The project took longer than anticipated. The mothers set out with tremendous enthusiasm fully expecting to return their films for developing within a week or two. In the event, it was six months before some of them finished their film. It now seems clear, with hindsight, that 39 exposures are too many (certainly for this group of people). The mothers found it difficult to use up the film quickly so put the camera aside and then kept forgetting to go back to it without regular prompting.

Once the films had been developed, a Wednesday meeting of the Supported Learning Project was set aside to share and discuss everyone's photographs. The meeting was flagged well in advance. All mothers who had taken part in the project were also sent personal letters reminding them of the event and encouraging them to attend. On the day, only 6 of the 13 mothers showed up. Having got their own photos, and having talked about them one-to-one with the project facilitator, many seemed not to have enough interest in viewing other people's snaps to give time to the task.

The most serious problem might perhaps have been foreseen. With this website in mind, the mothers were asked if they would be willing to have a selection of their chosen photographs posted on the Internet. They declined. Whilst perfectly willing to show all their photographs to other mothers and workers in the Supported Learning Project, they did not wish to open up their lives to the scrutiny of strangers or unknown others. A melange of unvoiced reasons lurks behind this preference but a common link is the desire to avoid the limelight.
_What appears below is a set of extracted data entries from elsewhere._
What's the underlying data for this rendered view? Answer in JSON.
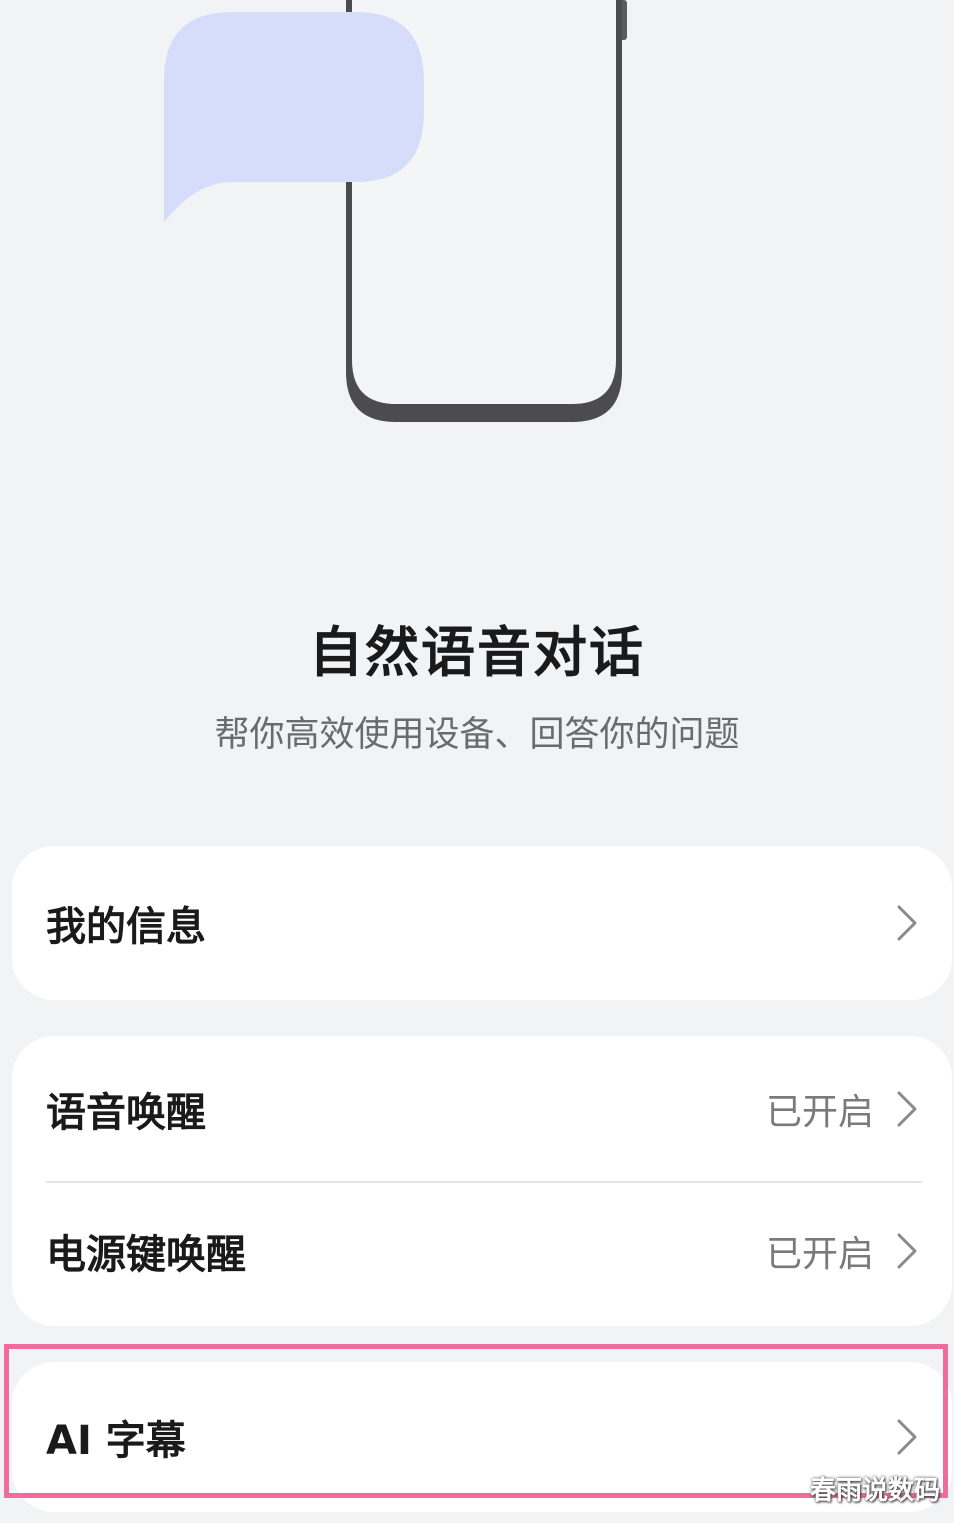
{
  "hero": {
    "title": "自然语音对话",
    "subtitle": "帮你高效使用设备、回答你的问题"
  },
  "settings": {
    "my_info": {
      "label": "我的信息"
    },
    "voice_wake": {
      "label": "语音唤醒",
      "status": "已开启"
    },
    "power_key_wake": {
      "label": "电源键唤醒",
      "status": "已开启"
    },
    "ai_subtitles": {
      "label": "AI 字幕"
    }
  },
  "icons": {
    "chevron": "chevron-right-icon"
  },
  "colors": {
    "background": "#f1f3f5",
    "card": "#ffffff",
    "highlight": "#f06c9b",
    "bubble": "#d6ddfb"
  },
  "watermark": "春雨说数码"
}
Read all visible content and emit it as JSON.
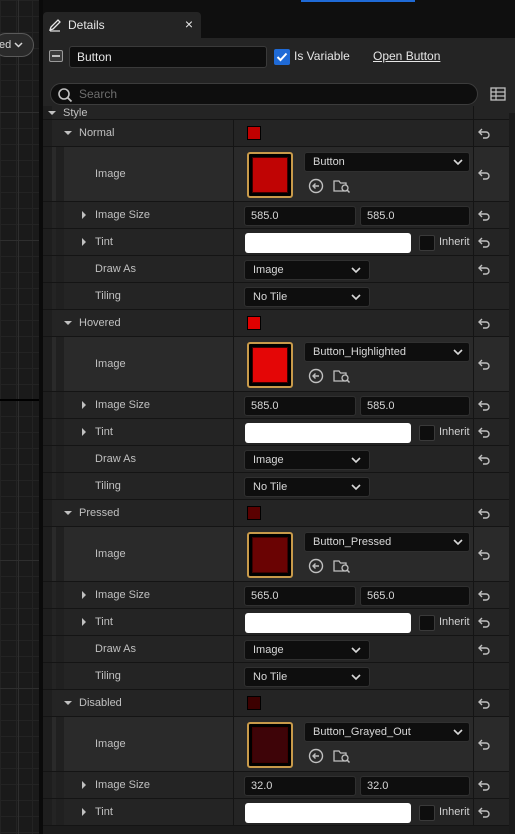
{
  "graph": {
    "dropdown_label": "ed"
  },
  "tab": {
    "title": "Details",
    "close": "×"
  },
  "header": {
    "name_value": "Button",
    "is_variable_label": "Is Variable",
    "is_variable_checked": true,
    "open_button_label": "Open Button",
    "search_placeholder": "Search"
  },
  "section": {
    "label": "Style"
  },
  "states": [
    {
      "label": "Normal",
      "swatch_color": "#c00000",
      "thumb_color": "#c00404",
      "image_name": "Button",
      "image_size": [
        "585.0",
        "585.0"
      ],
      "tint_label": "Tint",
      "inherit_label": "Inherit",
      "draw_as_label": "Draw As",
      "draw_as_value": "Image",
      "tiling_label": "Tiling",
      "tiling_value": "No Tile"
    },
    {
      "label": "Hovered",
      "swatch_color": "#e00000",
      "thumb_color": "#e40606",
      "image_name": "Button_Highlighted",
      "image_size": [
        "585.0",
        "585.0"
      ],
      "tint_label": "Tint",
      "inherit_label": "Inherit",
      "draw_as_label": "Draw As",
      "draw_as_value": "Image",
      "tiling_label": "Tiling",
      "tiling_value": "No Tile"
    },
    {
      "label": "Pressed",
      "swatch_color": "#5a0000",
      "thumb_color": "#6a0303",
      "image_name": "Button_Pressed",
      "image_size": [
        "565.0",
        "565.0"
      ],
      "tint_label": "Tint",
      "inherit_label": "Inherit",
      "draw_as_label": "Draw As",
      "draw_as_value": "Image",
      "tiling_label": "Tiling",
      "tiling_value": "No Tile"
    },
    {
      "label": "Disabled",
      "swatch_color": "#3c0000",
      "thumb_color": "#3e0408",
      "image_name": "Button_Grayed_Out",
      "image_size": [
        "32.0",
        "32.0"
      ],
      "tint_label": "Tint",
      "inherit_label": "Inherit"
    }
  ],
  "labels": {
    "image": "Image",
    "image_size": "Image Size"
  },
  "colors": {
    "accent": "#1f6ad6",
    "thumb_border": "#c89a4a",
    "panel": "#242424"
  }
}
There is no copyright issue here. Ownership of the photographs was explicitly shared between the mothers and the project through the tangible device of producing duplicate copies. But there is an issue of good faith. The project operated on the fundamental principle that mothers' interests and wishes always came first. This non-negotiable commitment has been honoured in putting together the photovoice gallery: the mothers' anonymity has been the top priority. Pseudonyms have been used. Only photographs without people in them or without any identifiable link back to the mothers and their families have been used. False trails have been laid where necessary to break the connection between image and identity.

The result is less intimate than it might have been had we been allowed to draw on the full library of images the project produced. Even so, the photovoice gallery still presents a visual challenge to the stamp of otherness so often affixed to mothers with learning difficulties.

A fuller discussion of the photovoice project and a detailed analysis of the results can be found in T. Booth and W. Booth, 'In the frame: photovoice and mothers with learning difficulties', Disability and Society, 18(4), June, 2003, pp. 431-442.